Gojira Lives the Dream Tonight With Slayer
Still tempted to believe in 2013 that all metalheads are anti-intellectual lunks built only to destroy? Well, forget the decades of anecdotal evidence. You'd do well to remember, instead, that one of modern heavy metal's biggest and best bands is comprised of four eco-conscious artistes from a small village in the south of France. (Thanks, Obama.)
Mario Duplantier, rear, with Gojira
Gojira, perhaps the mightiest metal monster to emerge from the murky depths of the underground in the past five years, has slowly but surely built a large and loyal worldwide following with its expressively refined blasting. Comfortably (and credibly) weaving brutal death metal and syncopated power grooves into melodic passages that drip with a uniquely French appreciation for anguished beauty, the group is carving out a niche by delivering the most successful marriage yet of metal's most delicate and destructive elements.
It's powerful stuff in every sense of that word, and it packs a wallop fearsome enough to score Gojira coveted support slots on some of the world's biggest metal tours in the last few years. After all, not just any band can open for Slayer and survive. Gojira warms up the crowd for the thrash legends tonight at Bayou Music Center.

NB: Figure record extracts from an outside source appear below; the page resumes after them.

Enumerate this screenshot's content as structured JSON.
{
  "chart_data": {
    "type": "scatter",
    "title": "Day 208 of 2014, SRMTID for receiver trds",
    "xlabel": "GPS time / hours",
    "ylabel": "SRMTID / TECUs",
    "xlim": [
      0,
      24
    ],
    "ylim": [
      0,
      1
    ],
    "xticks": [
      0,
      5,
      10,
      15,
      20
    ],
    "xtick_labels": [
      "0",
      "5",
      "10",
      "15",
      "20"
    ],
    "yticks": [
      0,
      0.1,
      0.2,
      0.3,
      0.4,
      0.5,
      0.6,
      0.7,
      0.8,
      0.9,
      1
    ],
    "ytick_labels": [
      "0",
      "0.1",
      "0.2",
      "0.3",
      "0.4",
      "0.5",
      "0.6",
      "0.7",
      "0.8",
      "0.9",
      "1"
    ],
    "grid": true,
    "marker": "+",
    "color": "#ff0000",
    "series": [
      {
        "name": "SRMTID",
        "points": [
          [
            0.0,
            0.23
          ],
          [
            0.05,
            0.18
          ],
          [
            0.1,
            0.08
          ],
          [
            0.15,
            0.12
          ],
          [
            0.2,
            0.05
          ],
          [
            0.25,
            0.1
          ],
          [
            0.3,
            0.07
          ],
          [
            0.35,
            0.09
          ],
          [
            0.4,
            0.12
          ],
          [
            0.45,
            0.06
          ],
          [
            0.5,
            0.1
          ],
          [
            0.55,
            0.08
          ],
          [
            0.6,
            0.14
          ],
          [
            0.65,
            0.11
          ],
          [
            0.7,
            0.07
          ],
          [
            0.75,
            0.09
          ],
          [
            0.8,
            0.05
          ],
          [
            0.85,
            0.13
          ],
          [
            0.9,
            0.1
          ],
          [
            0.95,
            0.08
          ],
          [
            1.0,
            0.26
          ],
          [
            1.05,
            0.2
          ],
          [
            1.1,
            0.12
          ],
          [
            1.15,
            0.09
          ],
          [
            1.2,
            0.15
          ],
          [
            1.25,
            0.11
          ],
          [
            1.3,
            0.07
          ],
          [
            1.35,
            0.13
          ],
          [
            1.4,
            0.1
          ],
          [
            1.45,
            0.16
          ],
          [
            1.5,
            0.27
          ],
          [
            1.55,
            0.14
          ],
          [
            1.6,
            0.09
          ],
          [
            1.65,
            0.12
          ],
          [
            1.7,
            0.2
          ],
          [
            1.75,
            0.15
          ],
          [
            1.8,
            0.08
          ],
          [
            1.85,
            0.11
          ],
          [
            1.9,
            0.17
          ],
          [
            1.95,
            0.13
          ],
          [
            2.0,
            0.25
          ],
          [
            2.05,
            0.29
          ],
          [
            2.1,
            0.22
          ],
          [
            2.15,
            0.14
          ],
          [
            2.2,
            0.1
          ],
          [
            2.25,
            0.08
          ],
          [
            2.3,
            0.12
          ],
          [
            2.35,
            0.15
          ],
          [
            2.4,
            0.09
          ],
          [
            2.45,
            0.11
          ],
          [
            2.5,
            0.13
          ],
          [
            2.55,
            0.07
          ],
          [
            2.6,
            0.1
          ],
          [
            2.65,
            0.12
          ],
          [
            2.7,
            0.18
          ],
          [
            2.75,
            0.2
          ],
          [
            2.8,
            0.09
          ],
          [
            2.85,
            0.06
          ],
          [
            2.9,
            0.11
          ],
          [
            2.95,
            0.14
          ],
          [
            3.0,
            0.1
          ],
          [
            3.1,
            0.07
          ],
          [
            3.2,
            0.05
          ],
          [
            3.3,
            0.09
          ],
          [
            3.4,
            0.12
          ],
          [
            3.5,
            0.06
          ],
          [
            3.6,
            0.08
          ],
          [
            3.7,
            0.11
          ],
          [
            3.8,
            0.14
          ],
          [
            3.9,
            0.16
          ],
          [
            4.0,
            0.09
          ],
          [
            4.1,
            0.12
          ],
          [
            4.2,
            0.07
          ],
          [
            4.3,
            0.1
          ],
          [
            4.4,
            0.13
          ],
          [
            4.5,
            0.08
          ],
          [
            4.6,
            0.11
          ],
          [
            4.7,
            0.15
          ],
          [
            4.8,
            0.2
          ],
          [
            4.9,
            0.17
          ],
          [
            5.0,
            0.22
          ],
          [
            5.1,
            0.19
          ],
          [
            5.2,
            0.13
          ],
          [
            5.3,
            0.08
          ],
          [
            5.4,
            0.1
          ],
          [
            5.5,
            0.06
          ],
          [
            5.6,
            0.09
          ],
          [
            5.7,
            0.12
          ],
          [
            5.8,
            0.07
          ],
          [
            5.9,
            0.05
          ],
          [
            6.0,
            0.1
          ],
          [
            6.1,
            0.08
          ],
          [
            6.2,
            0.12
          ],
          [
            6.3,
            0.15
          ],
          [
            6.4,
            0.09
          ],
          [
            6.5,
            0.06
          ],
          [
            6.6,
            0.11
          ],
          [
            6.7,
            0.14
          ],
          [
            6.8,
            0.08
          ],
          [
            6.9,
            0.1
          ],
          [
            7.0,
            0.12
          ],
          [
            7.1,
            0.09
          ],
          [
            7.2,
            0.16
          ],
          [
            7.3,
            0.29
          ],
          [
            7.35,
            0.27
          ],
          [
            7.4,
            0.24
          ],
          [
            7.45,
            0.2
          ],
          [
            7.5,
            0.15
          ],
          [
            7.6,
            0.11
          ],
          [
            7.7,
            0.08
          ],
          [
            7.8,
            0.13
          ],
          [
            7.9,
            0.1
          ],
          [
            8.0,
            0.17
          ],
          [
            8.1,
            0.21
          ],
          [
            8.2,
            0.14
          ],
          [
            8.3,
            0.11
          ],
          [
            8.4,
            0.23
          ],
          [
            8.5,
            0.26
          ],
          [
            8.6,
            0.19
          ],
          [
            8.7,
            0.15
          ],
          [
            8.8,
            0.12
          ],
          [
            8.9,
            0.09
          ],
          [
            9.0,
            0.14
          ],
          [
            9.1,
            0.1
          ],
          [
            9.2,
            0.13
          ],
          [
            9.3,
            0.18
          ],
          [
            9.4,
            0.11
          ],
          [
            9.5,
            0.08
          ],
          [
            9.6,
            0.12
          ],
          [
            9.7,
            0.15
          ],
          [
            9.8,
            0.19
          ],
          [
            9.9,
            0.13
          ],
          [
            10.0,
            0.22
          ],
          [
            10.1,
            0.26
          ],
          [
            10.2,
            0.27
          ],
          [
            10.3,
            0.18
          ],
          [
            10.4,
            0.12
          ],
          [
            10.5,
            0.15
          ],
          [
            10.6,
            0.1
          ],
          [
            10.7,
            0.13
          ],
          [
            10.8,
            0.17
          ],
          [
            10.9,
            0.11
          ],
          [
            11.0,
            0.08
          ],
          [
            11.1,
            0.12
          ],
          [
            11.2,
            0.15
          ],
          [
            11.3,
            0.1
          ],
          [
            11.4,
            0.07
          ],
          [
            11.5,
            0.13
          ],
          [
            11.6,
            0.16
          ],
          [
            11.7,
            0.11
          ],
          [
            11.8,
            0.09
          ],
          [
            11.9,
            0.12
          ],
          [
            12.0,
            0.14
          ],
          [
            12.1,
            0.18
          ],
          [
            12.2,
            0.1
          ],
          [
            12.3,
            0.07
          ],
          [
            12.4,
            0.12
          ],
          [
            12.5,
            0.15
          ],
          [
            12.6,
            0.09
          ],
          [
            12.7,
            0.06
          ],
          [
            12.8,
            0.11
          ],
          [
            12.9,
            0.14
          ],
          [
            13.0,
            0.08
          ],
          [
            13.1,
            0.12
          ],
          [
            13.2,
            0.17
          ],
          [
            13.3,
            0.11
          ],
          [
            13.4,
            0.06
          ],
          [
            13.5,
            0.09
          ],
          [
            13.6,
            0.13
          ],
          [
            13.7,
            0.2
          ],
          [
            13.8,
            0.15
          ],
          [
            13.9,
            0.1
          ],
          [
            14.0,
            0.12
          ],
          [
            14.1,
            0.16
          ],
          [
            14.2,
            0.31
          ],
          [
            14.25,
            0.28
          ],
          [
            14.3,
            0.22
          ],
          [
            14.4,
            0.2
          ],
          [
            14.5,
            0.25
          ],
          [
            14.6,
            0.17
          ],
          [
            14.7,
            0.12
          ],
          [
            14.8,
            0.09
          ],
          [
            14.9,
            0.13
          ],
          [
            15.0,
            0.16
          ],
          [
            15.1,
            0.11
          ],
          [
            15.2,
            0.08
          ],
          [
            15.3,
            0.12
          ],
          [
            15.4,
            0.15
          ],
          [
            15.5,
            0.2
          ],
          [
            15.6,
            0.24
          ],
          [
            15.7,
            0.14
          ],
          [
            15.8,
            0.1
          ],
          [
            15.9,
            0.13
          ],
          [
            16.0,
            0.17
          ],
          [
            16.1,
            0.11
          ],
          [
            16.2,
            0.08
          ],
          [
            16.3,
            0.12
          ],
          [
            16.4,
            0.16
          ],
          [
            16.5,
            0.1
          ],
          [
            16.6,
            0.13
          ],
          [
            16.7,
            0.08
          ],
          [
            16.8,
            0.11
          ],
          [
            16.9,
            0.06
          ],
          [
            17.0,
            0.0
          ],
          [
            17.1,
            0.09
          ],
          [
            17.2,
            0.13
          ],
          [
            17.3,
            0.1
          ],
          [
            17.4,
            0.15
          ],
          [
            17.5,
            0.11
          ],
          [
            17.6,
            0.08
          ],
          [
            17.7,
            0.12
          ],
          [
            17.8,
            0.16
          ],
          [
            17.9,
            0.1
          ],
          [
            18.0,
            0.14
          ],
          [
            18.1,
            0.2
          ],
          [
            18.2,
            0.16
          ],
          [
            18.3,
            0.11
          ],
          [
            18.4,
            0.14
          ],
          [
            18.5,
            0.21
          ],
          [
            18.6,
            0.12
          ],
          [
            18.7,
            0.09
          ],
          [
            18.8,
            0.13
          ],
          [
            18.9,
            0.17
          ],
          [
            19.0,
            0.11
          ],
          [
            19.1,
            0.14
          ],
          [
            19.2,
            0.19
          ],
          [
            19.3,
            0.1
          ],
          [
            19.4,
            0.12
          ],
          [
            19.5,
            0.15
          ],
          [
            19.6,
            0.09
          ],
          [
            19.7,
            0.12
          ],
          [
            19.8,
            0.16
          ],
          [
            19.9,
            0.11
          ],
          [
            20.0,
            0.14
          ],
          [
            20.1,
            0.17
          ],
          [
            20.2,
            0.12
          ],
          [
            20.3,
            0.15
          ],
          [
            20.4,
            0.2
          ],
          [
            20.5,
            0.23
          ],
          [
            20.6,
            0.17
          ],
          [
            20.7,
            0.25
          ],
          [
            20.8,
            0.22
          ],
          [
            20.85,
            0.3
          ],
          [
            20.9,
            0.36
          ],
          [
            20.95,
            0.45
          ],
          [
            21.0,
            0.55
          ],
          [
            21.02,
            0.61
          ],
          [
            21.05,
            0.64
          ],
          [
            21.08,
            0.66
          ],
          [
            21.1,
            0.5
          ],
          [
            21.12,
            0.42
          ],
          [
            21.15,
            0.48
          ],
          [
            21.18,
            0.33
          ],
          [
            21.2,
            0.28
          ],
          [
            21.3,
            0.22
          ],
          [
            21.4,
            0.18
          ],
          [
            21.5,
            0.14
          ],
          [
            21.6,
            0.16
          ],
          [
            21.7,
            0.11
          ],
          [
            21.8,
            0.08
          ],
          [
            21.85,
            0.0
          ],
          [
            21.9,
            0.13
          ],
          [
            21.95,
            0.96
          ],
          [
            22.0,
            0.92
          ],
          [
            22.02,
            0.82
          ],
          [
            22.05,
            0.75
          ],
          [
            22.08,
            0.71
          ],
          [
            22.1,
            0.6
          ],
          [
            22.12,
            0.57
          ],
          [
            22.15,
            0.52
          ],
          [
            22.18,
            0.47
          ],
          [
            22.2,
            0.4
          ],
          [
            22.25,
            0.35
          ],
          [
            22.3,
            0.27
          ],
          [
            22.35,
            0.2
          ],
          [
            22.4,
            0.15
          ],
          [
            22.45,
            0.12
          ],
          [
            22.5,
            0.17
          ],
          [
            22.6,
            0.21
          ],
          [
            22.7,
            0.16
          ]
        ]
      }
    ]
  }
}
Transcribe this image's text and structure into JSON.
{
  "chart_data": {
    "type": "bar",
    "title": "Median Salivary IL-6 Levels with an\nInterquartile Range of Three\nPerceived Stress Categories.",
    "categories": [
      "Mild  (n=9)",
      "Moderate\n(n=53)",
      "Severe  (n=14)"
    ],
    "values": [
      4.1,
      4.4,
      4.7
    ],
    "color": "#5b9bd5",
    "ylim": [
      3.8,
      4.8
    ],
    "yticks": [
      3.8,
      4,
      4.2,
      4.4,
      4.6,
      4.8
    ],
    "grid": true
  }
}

For drummer Mario Duplantier and his kaiju brethren in the band, touring with the diabolical Slayer is something of a sublimely surreal experience. Unsurprisingly, the L.A. titans were a primary influence in Gojira's musical development. Now they're performing together in the same circus.
"Of course it's an amazing feeling for us," says Duplantier in his charmingly thick accent. "Since we were children, we have had bands that were so magical for us. These bands were our biggest influence, like Sepultura, Metallica, Machine Head.
"We get lucky," he continues. "We tour with Metallica, we tour with Machine Head, we did a couple of shows with Sepultura, and now, doing this tour with Slayer, we feel like, 'OK, we did it! Finally!' When I was a child, it was my dream, so I'm living a dream right now."
It's a dream a long time in the making. While Gojira has quite a ways to go before they can hope to match the legacy of their heroes, they seem to know a thing or two about longevity already. Through 17 years in the ego-driven world of heavy metal, Gojira has managed to keep the same lineup intact since their very first album.
After so much time together, the band appears to be peaking creatively, and audiences are responding. Last year's L'Enfant Sauvage debuted in Top 40 on the Billboard album chart. It was the band's first for Roadrunner Records, and the label made it a priority.
"The fact that Roadrunner put us on the front of the communications and media, I'm sure this was very important for us, to sign on a big label," Duplantier says. "Now we have a very strong support of the band. L'Enfant Sauvage, this album is also part of our new success. But I'm sure the fact we signed with Roadrunner Records was also the biggest step for us."
While L'Enfant Sauvage has been a breakthrough for the band, Gojira continues to build its fanbase the old-fashioned way, with relentless touring. The group's dramatic, high-energy live show has been honed by playing to unfamiliar crowds near and far, and Duplantier considers it the backbone of the band's success.
"We grew up playing live," the drummer says. "We had all this opportunity to tour, first as opener. Our key is just to leave everything onstage and try to catch the attention of people. It's made our success.
"You have to be attractive to people, so I try to hit very hard and make a lot of movement with my head and my arms," he added. "I want to catch people!"